La primera impresión que uno se lleva de Personal Shopper es de perogrullo: Assayas trasmutado en un Roman Polanski sesentero volviendo a las raíces parisinas. Sin embargo y aunque la referencia es obvia hay mucho más que una simple “polanskeria” en el film. Cierto es que Assayas traslada el universo malsano de Polanski a través de una mimetización del movimiento de cámara, del obsesivo seguimiento de su protagonista femenina, de una atmósfera de cotidianidad repleta de recovecos ominosos y sombras amenazadoras. Casi, casi como una versión pesadillesca de un Truffaut primerizo.
Sin embargo Assayas aporta algo más a la obra, y ya no se trata tanto de elemento sobrenatural palpable en la trama sino de la traslación social que hace de ello. Así, mientras Polanski trataba ciertos miedos a través de, o bien de la psique torturada de una mujer, poniendo pues el dedo en la llaga de la liberación femenina (sexual, individual e incluso política) o el descenso a los infiernos de la locura en el marco de un barrio de clase obrera retratando así el miedo a la proletarización y miseria de la clase media, el director francés nos traslada a un mundo de ostentación, de clases altas, adineradas y brillantes para mostrarnos su reverso tenebroso, un mundo donde la opacidad está a la orden del día.
Claramente significativo es que la protagonista, una Kristen Stewart que repite con Assayas, dedique su tiempo profesional a dos actividades aparentemente alejadas como ‹personal shopper› y médium pero que comparten muchas cosas, sí. Y es que en el fondo el periplo de la Stewart consiste en perseguir sombras que den un significado a su vida.

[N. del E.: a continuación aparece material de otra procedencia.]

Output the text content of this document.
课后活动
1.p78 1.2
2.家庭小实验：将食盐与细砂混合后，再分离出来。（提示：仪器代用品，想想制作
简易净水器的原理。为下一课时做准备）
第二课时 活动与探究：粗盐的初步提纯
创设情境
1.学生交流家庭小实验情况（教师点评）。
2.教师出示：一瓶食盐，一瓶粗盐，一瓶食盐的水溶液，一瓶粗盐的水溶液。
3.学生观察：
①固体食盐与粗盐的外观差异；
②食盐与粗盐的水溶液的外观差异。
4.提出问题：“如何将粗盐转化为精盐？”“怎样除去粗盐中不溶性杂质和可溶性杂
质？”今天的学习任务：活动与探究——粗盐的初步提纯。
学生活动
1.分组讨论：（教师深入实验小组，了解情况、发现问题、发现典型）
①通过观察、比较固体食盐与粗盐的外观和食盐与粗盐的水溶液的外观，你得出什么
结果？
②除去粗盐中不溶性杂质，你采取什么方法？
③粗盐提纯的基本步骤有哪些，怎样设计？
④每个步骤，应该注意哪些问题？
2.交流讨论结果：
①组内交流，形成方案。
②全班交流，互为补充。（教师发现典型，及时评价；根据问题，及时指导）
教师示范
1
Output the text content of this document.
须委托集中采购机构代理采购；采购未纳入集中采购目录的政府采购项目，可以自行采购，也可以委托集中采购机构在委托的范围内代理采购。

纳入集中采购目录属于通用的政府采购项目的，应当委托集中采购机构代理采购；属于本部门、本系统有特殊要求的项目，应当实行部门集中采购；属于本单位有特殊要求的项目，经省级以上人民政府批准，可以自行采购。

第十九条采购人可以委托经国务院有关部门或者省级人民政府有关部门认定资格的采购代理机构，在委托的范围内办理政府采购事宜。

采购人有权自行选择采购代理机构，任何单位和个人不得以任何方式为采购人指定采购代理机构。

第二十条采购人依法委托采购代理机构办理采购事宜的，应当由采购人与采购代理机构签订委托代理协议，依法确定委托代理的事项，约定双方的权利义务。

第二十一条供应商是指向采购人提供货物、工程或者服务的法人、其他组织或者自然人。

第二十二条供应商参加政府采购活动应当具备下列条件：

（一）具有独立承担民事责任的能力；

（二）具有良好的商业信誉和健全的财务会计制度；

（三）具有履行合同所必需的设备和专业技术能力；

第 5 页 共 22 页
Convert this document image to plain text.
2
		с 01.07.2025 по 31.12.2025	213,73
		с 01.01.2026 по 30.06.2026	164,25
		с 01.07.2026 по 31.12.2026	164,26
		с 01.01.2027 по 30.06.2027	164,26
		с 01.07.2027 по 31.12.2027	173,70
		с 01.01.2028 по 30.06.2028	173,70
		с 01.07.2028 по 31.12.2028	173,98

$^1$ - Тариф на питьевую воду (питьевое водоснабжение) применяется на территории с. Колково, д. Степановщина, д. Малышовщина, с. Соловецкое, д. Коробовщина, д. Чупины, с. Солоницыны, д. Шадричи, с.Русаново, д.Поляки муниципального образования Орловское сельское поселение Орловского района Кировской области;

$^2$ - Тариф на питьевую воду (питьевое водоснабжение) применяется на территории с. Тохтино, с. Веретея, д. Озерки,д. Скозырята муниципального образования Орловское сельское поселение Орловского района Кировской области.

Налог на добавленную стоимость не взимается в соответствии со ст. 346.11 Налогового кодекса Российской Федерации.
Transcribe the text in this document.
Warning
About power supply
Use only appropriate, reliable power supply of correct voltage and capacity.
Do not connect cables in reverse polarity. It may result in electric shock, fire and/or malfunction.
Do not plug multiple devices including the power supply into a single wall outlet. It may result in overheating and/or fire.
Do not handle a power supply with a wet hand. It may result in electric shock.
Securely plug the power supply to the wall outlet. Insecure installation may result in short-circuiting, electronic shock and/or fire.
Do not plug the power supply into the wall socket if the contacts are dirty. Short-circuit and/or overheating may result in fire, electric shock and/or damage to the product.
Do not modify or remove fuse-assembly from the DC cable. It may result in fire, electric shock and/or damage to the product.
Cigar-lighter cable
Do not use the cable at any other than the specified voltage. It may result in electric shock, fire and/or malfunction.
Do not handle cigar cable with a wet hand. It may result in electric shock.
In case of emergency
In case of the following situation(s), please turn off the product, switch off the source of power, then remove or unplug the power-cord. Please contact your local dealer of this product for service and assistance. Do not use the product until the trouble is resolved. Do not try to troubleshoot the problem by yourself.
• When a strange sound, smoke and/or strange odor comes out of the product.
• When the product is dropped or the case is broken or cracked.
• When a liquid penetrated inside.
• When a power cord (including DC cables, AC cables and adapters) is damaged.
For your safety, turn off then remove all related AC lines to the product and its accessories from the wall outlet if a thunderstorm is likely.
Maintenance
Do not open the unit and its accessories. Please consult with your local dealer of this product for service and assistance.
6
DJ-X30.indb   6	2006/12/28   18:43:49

Por un lado una señal del más allá de su hermano muerto, por otro comprar y atender las caras necesidades de Kyra, una mujer de alto perfil profesional, tan misteriosa y casi invisible como el espíritu ya comentado. Todo ello desarrollado en parajes de lujo que se presentan de forma inhóspita, oscura. Como el mal tiempo constante, como ese gris plomizo que adorna todo el metraje y que pesa como una losa en el ánimo de su protagonista.
Todo ello complementado con una subtrama donde la perseguidora es perseguida por otro elemento que juega tanto con el pavor a las nuevas tecnologías, como en el “stalkeo” del psicópata. Un tramo este donde el film flirtea con los códigos de género, poniéndonos al borde del terror, pero del tipo cotidiano, del saberse observado, vigilado y por ende amenazado sin saber muy bien por quién o qué. Un ejercicio pues de suspense puro que incide y pivota sobre las tinieblas del privilegio social y sus servidores que, dado el tratamiento de personajes, bien podrían calificarse como lacayos o esclavos autoimpuestos de necesidades impostadas. Lo material se confronta pues a lo espiritual para acabar de alguna siendo no contraposición sino espejo reflectante de ambos mundos.
Assayas pues construye un film referencial que, sin embargo, no pierde un ápice de personalidad al saber evolucionar internamente y trasladarse temporalmente al contexto actual. Un film que podría fácilmente leerse en un primer nivel como género puro (y cuyo «final twist» así parece atestiguarlo) pero que esconde en su interior cargas de profundidad sociales demoledoras. Un retrato de un mundo en equilibrio precario buscando un punto de fuga espiritual a su descomposición interna. Una composición que parece decirnos en el fondo y en la forma que hay muchos realidades dentro de la sociedad actual pero que no solo existen como fotografías brillantes a las que aspirar sino también como elípticos fundidos a negro que hay que conocer y porque no decirlo, temer.